The political crisis in Bulgaria began in the 45th parliamentary term, which was formed after the general elections in April 2021.
Due to the inability of the parties to reach a consensus on forming a government, Bulgarian voters went to the polls for early elections three times in July and November of 2021, and also in October 2022.
The country is governed by interim governments that President Rumen Radev has set up since April 2021, as no government with a vote of confidence from parliament has been formed.
In the intervening time, Radev appointed various political parties represented in the parliament 12 times to form the government.

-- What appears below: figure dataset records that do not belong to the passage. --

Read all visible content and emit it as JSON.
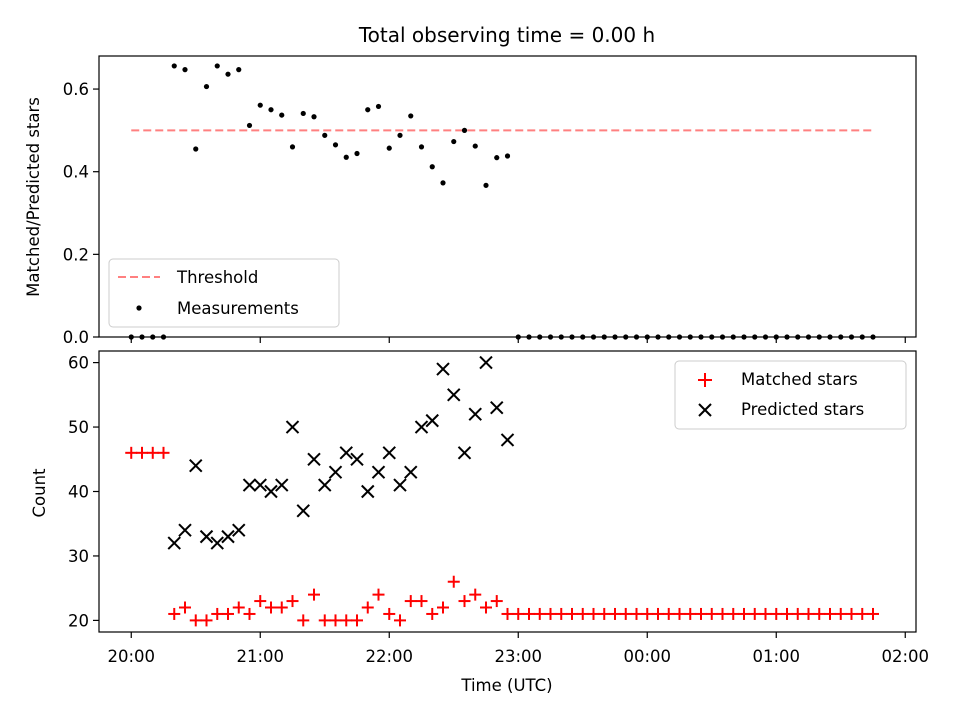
{
  "chart_data": [
    {
      "type": "scatter",
      "title": "Total observing time = 0.00 h",
      "xlabel": "",
      "ylabel": "Matched/Predicted stars",
      "xlim": [
        "19:45",
        "02:05"
      ],
      "ylim": [
        0,
        0.68
      ],
      "yticks": [
        0.0,
        0.2,
        0.4,
        0.6
      ],
      "ytick_labels": [
        "0.0",
        "0.2",
        "0.4",
        "0.6"
      ],
      "legend_position": "lower-left",
      "threshold": {
        "name": "Threshold",
        "value": 0.5,
        "x_start": "20:00",
        "x_end": "01:45",
        "color": "#ff8080",
        "style": "dashed"
      },
      "series": [
        {
          "name": "Measurements",
          "color": "#000000",
          "marker": "dot",
          "points": [
            {
              "x": "20:00",
              "y": 0
            },
            {
              "x": "20:05",
              "y": 0
            },
            {
              "x": "20:10",
              "y": 0
            },
            {
              "x": "20:15",
              "y": 0
            },
            {
              "x": "20:20",
              "y": 0.656
            },
            {
              "x": "20:25",
              "y": 0.647
            },
            {
              "x": "20:30",
              "y": 0.455
            },
            {
              "x": "20:35",
              "y": 0.606
            },
            {
              "x": "20:40",
              "y": 0.656
            },
            {
              "x": "20:45",
              "y": 0.636
            },
            {
              "x": "20:50",
              "y": 0.647
            },
            {
              "x": "20:55",
              "y": 0.512
            },
            {
              "x": "21:00",
              "y": 0.561
            },
            {
              "x": "21:05",
              "y": 0.55
            },
            {
              "x": "21:10",
              "y": 0.537
            },
            {
              "x": "21:15",
              "y": 0.46
            },
            {
              "x": "21:20",
              "y": 0.541
            },
            {
              "x": "21:25",
              "y": 0.533
            },
            {
              "x": "21:30",
              "y": 0.488
            },
            {
              "x": "21:35",
              "y": 0.465
            },
            {
              "x": "21:40",
              "y": 0.435
            },
            {
              "x": "21:45",
              "y": 0.444
            },
            {
              "x": "21:50",
              "y": 0.55
            },
            {
              "x": "21:55",
              "y": 0.558
            },
            {
              "x": "22:00",
              "y": 0.457
            },
            {
              "x": "22:05",
              "y": 0.488
            },
            {
              "x": "22:10",
              "y": 0.535
            },
            {
              "x": "22:15",
              "y": 0.46
            },
            {
              "x": "22:20",
              "y": 0.412
            },
            {
              "x": "22:25",
              "y": 0.373
            },
            {
              "x": "22:30",
              "y": 0.473
            },
            {
              "x": "22:35",
              "y": 0.5
            },
            {
              "x": "22:40",
              "y": 0.462
            },
            {
              "x": "22:45",
              "y": 0.367
            },
            {
              "x": "22:50",
              "y": 0.434
            },
            {
              "x": "22:55",
              "y": 0.438
            },
            {
              "x": "23:00",
              "y": 0
            },
            {
              "x": "23:05",
              "y": 0
            },
            {
              "x": "23:10",
              "y": 0
            },
            {
              "x": "23:15",
              "y": 0
            },
            {
              "x": "23:20",
              "y": 0
            },
            {
              "x": "23:25",
              "y": 0
            },
            {
              "x": "23:30",
              "y": 0
            },
            {
              "x": "23:35",
              "y": 0
            },
            {
              "x": "23:40",
              "y": 0
            },
            {
              "x": "23:45",
              "y": 0
            },
            {
              "x": "23:50",
              "y": 0
            },
            {
              "x": "23:55",
              "y": 0
            },
            {
              "x": "00:00",
              "y": 0
            },
            {
              "x": "00:05",
              "y": 0
            },
            {
              "x": "00:10",
              "y": 0
            },
            {
              "x": "00:15",
              "y": 0
            },
            {
              "x": "00:20",
              "y": 0
            },
            {
              "x": "00:25",
              "y": 0
            },
            {
              "x": "00:30",
              "y": 0
            },
            {
              "x": "00:35",
              "y": 0
            },
            {
              "x": "00:40",
              "y": 0
            },
            {
              "x": "00:45",
              "y": 0
            },
            {
              "x": "00:50",
              "y": 0
            },
            {
              "x": "00:55",
              "y": 0
            },
            {
              "x": "01:00",
              "y": 0
            },
            {
              "x": "01:05",
              "y": 0
            },
            {
              "x": "01:10",
              "y": 0
            },
            {
              "x": "01:15",
              "y": 0
            },
            {
              "x": "01:20",
              "y": 0
            },
            {
              "x": "01:25",
              "y": 0
            },
            {
              "x": "01:30",
              "y": 0
            },
            {
              "x": "01:35",
              "y": 0
            },
            {
              "x": "01:40",
              "y": 0
            },
            {
              "x": "01:45",
              "y": 0
            }
          ]
        }
      ]
    },
    {
      "type": "scatter",
      "title": "",
      "xlabel": "Time (UTC)",
      "ylabel": "Count",
      "xlim": [
        "19:45",
        "02:05"
      ],
      "ylim": [
        18.2,
        61.8
      ],
      "yticks": [
        20,
        30,
        40,
        50,
        60
      ],
      "ytick_labels": [
        "20",
        "30",
        "40",
        "50",
        "60"
      ],
      "xticks": [
        "20:00",
        "21:00",
        "22:00",
        "23:00",
        "00:00",
        "01:00",
        "02:00"
      ],
      "legend_position": "upper-right",
      "series": [
        {
          "name": "Matched stars",
          "color": "#ff0000",
          "marker": "plus",
          "points": [
            {
              "x": "20:00",
              "y": 46
            },
            {
              "x": "20:05",
              "y": 46
            },
            {
              "x": "20:10",
              "y": 46
            },
            {
              "x": "20:15",
              "y": 46
            },
            {
              "x": "20:20",
              "y": 21
            },
            {
              "x": "20:25",
              "y": 22
            },
            {
              "x": "20:30",
              "y": 20
            },
            {
              "x": "20:35",
              "y": 20
            },
            {
              "x": "20:40",
              "y": 21
            },
            {
              "x": "20:45",
              "y": 21
            },
            {
              "x": "20:50",
              "y": 22
            },
            {
              "x": "20:55",
              "y": 21
            },
            {
              "x": "21:00",
              "y": 23
            },
            {
              "x": "21:05",
              "y": 22
            },
            {
              "x": "21:10",
              "y": 22
            },
            {
              "x": "21:15",
              "y": 23
            },
            {
              "x": "21:20",
              "y": 20
            },
            {
              "x": "21:25",
              "y": 24
            },
            {
              "x": "21:30",
              "y": 20
            },
            {
              "x": "21:35",
              "y": 20
            },
            {
              "x": "21:40",
              "y": 20
            },
            {
              "x": "21:45",
              "y": 20
            },
            {
              "x": "21:50",
              "y": 22
            },
            {
              "x": "21:55",
              "y": 24
            },
            {
              "x": "22:00",
              "y": 21
            },
            {
              "x": "22:05",
              "y": 20
            },
            {
              "x": "22:10",
              "y": 23
            },
            {
              "x": "22:15",
              "y": 23
            },
            {
              "x": "22:20",
              "y": 21
            },
            {
              "x": "22:25",
              "y": 22
            },
            {
              "x": "22:30",
              "y": 26
            },
            {
              "x": "22:35",
              "y": 23
            },
            {
              "x": "22:40",
              "y": 24
            },
            {
              "x": "22:45",
              "y": 22
            },
            {
              "x": "22:50",
              "y": 23
            },
            {
              "x": "22:55",
              "y": 21
            },
            {
              "x": "23:00",
              "y": 21
            },
            {
              "x": "23:05",
              "y": 21
            },
            {
              "x": "23:10",
              "y": 21
            },
            {
              "x": "23:15",
              "y": 21
            },
            {
              "x": "23:20",
              "y": 21
            },
            {
              "x": "23:25",
              "y": 21
            },
            {
              "x": "23:30",
              "y": 21
            },
            {
              "x": "23:35",
              "y": 21
            },
            {
              "x": "23:40",
              "y": 21
            },
            {
              "x": "23:45",
              "y": 21
            },
            {
              "x": "23:50",
              "y": 21
            },
            {
              "x": "23:55",
              "y": 21
            },
            {
              "x": "00:00",
              "y": 21
            },
            {
              "x": "00:05",
              "y": 21
            },
            {
              "x": "00:10",
              "y": 21
            },
            {
              "x": "00:15",
              "y": 21
            },
            {
              "x": "00:20",
              "y": 21
            },
            {
              "x": "00:25",
              "y": 21
            },
            {
              "x": "00:30",
              "y": 21
            },
            {
              "x": "00:35",
              "y": 21
            },
            {
              "x": "00:40",
              "y": 21
            },
            {
              "x": "00:45",
              "y": 21
            },
            {
              "x": "00:50",
              "y": 21
            },
            {
              "x": "00:55",
              "y": 21
            },
            {
              "x": "01:00",
              "y": 21
            },
            {
              "x": "01:05",
              "y": 21
            },
            {
              "x": "01:10",
              "y": 21
            },
            {
              "x": "01:15",
              "y": 21
            },
            {
              "x": "01:20",
              "y": 21
            },
            {
              "x": "01:25",
              "y": 21
            },
            {
              "x": "01:30",
              "y": 21
            },
            {
              "x": "01:35",
              "y": 21
            },
            {
              "x": "01:40",
              "y": 21
            },
            {
              "x": "01:45",
              "y": 21
            }
          ]
        },
        {
          "name": "Predicted stars",
          "color": "#000000",
          "marker": "x",
          "points": [
            {
              "x": "20:20",
              "y": 32
            },
            {
              "x": "20:25",
              "y": 34
            },
            {
              "x": "20:30",
              "y": 44
            },
            {
              "x": "20:35",
              "y": 33
            },
            {
              "x": "20:40",
              "y": 32
            },
            {
              "x": "20:45",
              "y": 33
            },
            {
              "x": "20:50",
              "y": 34
            },
            {
              "x": "20:55",
              "y": 41
            },
            {
              "x": "21:00",
              "y": 41
            },
            {
              "x": "21:05",
              "y": 40
            },
            {
              "x": "21:10",
              "y": 41
            },
            {
              "x": "21:15",
              "y": 50
            },
            {
              "x": "21:20",
              "y": 37
            },
            {
              "x": "21:25",
              "y": 45
            },
            {
              "x": "21:30",
              "y": 41
            },
            {
              "x": "21:35",
              "y": 43
            },
            {
              "x": "21:40",
              "y": 46
            },
            {
              "x": "21:45",
              "y": 45
            },
            {
              "x": "21:50",
              "y": 40
            },
            {
              "x": "21:55",
              "y": 43
            },
            {
              "x": "22:00",
              "y": 46
            },
            {
              "x": "22:05",
              "y": 41
            },
            {
              "x": "22:10",
              "y": 43
            },
            {
              "x": "22:15",
              "y": 50
            },
            {
              "x": "22:20",
              "y": 51
            },
            {
              "x": "22:25",
              "y": 59
            },
            {
              "x": "22:30",
              "y": 55
            },
            {
              "x": "22:35",
              "y": 46
            },
            {
              "x": "22:40",
              "y": 52
            },
            {
              "x": "22:45",
              "y": 60
            },
            {
              "x": "22:50",
              "y": 53
            },
            {
              "x": "22:55",
              "y": 48
            }
          ]
        }
      ]
    }
  ]
}
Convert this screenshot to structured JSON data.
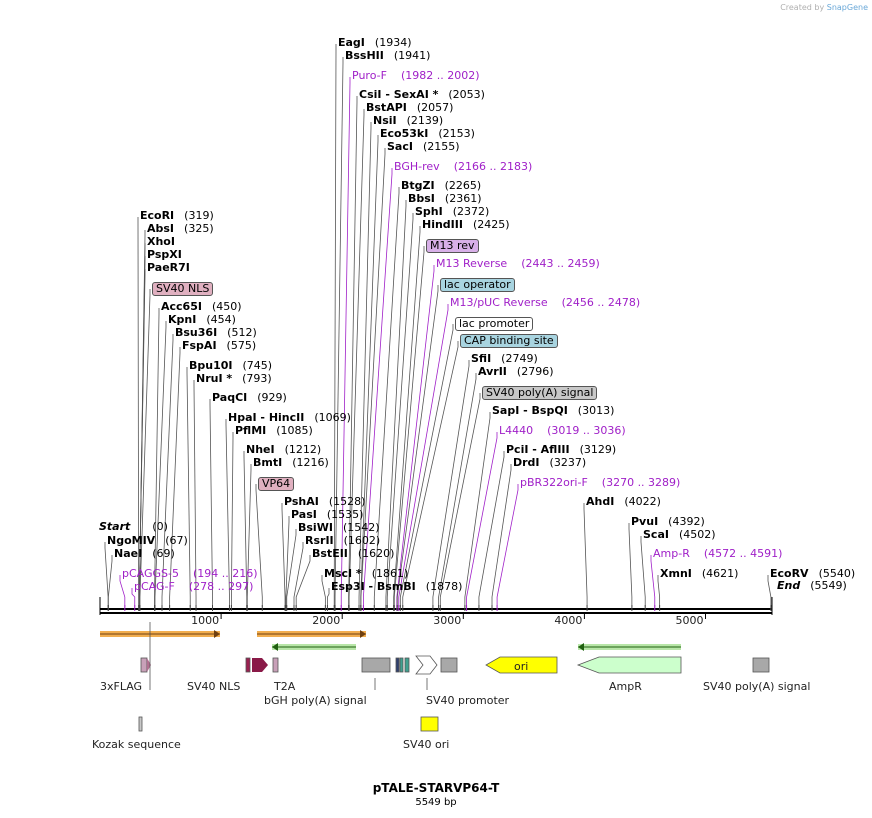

Radev finally gave the task of forming the government to the pro-Russian Bulgarian Socialist Party (BSP), which has 24 seats in the parliament and does politics in line with the former Bulgarian Communist Party.
However, they have also failed to receive support from other parties.
Radev then set the date of April 2 for the early general elections, and with another decree, he announced that he would dissolve the parliament as of Feb. 3.
How was the process?
According to the constitutional practice of "parliamentary roulette" in the country, if the largest political party cannot form a government, this task is transferred to the second largest party in the parliament.
The Citizens for the European Development of Bulgaria (GERB) party, led by former Prime Minister Boyko Borisov in the 240-member 48th parliament, failed to form a government in the process.
Borisov, GERB's leader who ruled the country for about 12 years in the past, did not become a deputy due to the "representative of the underworld" perception in the society. But other parties in parliament refused to negotiate a coalition with GERB as long as Borisov was the party leader.
We Continue the Change (PP) party, co-chaired by former Prime Minister Kiril Petkov, who was tasked with forming the government after GERB, failed in its efforts to form a coalition that could receive a vote of confidence from the parliament and failed to form the government.
In the last stage of the process, Korneliye Ninova, leader of the Bulgarian Socialist Party (BSP) in line with the Bulgarian Communist Party, which was overthrown in Bulgaria in 1989, could not get support from the parliament to form the Cabinet.
"We realized that we would not be able to get the necessary support for the formation of a government," Ninova said on Tuesday.
What is the constitutional procedure?
According to the Bulgarian constitution, when a government crisis occurs, the president first assigns the party, which is the largest group in the parliament, to form the Cabinet.
He then assigns the second-largest party, and for the third and last time, another party, in line with his own choice, to form a government before early elections are called.
If a government cannot be formed in this process, the country goes to early general elections again.